Lloyd's Maritime and Commercial Law Quarterly
DAMAGING REVELATIONS: COMPENSATION AND GIVING CREDIT WHERE CREDIT IS DUE*
Elizabeth Blackburn†
This paper considers the seminal and recent case law on the application of the compensatory principle in contract law. It takes as its starting point the controversial decision in The Golden Victory and considers its subsequent consideration in Bunge v Nidera. The paper considers cases on whether the wrongdoer may obtain credit for benefits received by the claimant following a breach of contract. It considers the position in respect of alleged benefits attained after the notional date of redelivery under time charters, the recovery of positional loss and, thereafter, cases on claimant compensation in the absence and resurrection of an available market. The paper then focuses principally on the decisions in The New Flamenco. Finally, the paper attempts to draw on the threads of the considered authorities to weave a restatement of essential principles underpinning this complicated area of law.

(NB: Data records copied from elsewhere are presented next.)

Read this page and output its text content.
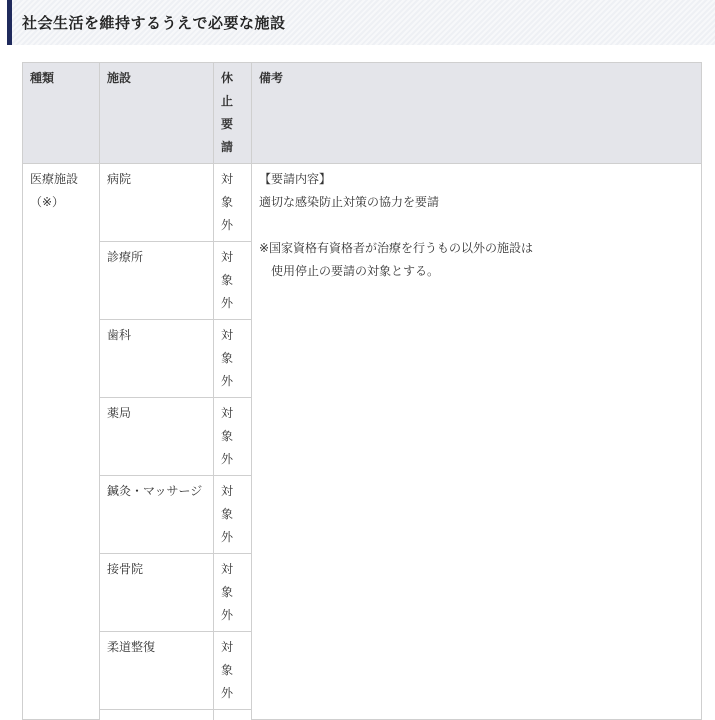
社会生活を維持するうえで必要な施設
種類	施設	休止要請	備考
医療施設（※）	病院	対象外	【要請内容】

適切な感染防止対策の協力を要請

※国家資格有資格者が治療を行うもの以外の施設は

使用停止の要請の対象とする。

	診療所	対象外	

	歯科	対象外	

	薬局	対象外	

	鍼灸・マッサージ	対象外	

	接骨院	対象外	

	柔道整復	対象外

In recent years, the compensatory principle in damages has been the subject of much legal debate. We have had the controversial decision of the House of Lords in Golden Strait Corp v Nippon Yusen Kubishka Kaisha (The Golden Victory),1 which was reconsidered last year by the Supreme Court in Bunge SA v Nidera BV.2 The Commercial Court has come up with a number of key decisions relating to how the claimant is to be compensated in the absence and then resurrection of an available market. The Supreme Court has now given its judgment in Fulton Shipping Inc v Globalia Business Travel SAU (The New Flamenco),3 which raises very interesting issues relating to when a wrongdoer can obtain credit for a benefit received following his breach of contract or duty. The financial stakes in such cases are invariably high, and the correct answer can sometimes be extremely difficult to predict.
The judgments in The Golden Victory
The facts in The Golden Victory are well known. The charterers repudiated a seven-year charterparty in December 2001, when there were still about four years left to run. It was accepted that there was an available market at that time. The dispute arbitrated but, before
* Delivered in part as the 34th Donald O’May Lecture in Maritime Law 9 November 2016 and subsequently revised.
† QC. Of St Philips Stone, the international and domestic commercial dispute resolution team of St Philips Chambers; formerly Joint Head of Stone Chambers, London. The author is particularly grateful to Mr Robert Veal, Senior Research Assistant, Institute of Maritime Law, for all his assistance in preparing and finalising this paper.
1. [2007] UKHL 12; [2007] 2 Lloyd’s Rep 164; [2007] 2 AC 353.
2. [2015] UKSC 43; [2015] 2 Lloyd’s Rep 469; [2015] Bus LR 987.
3. [2017] UKSC 43; [2017] 2 Lloyd’s Rep 177; [2017] 1 WLR 2581.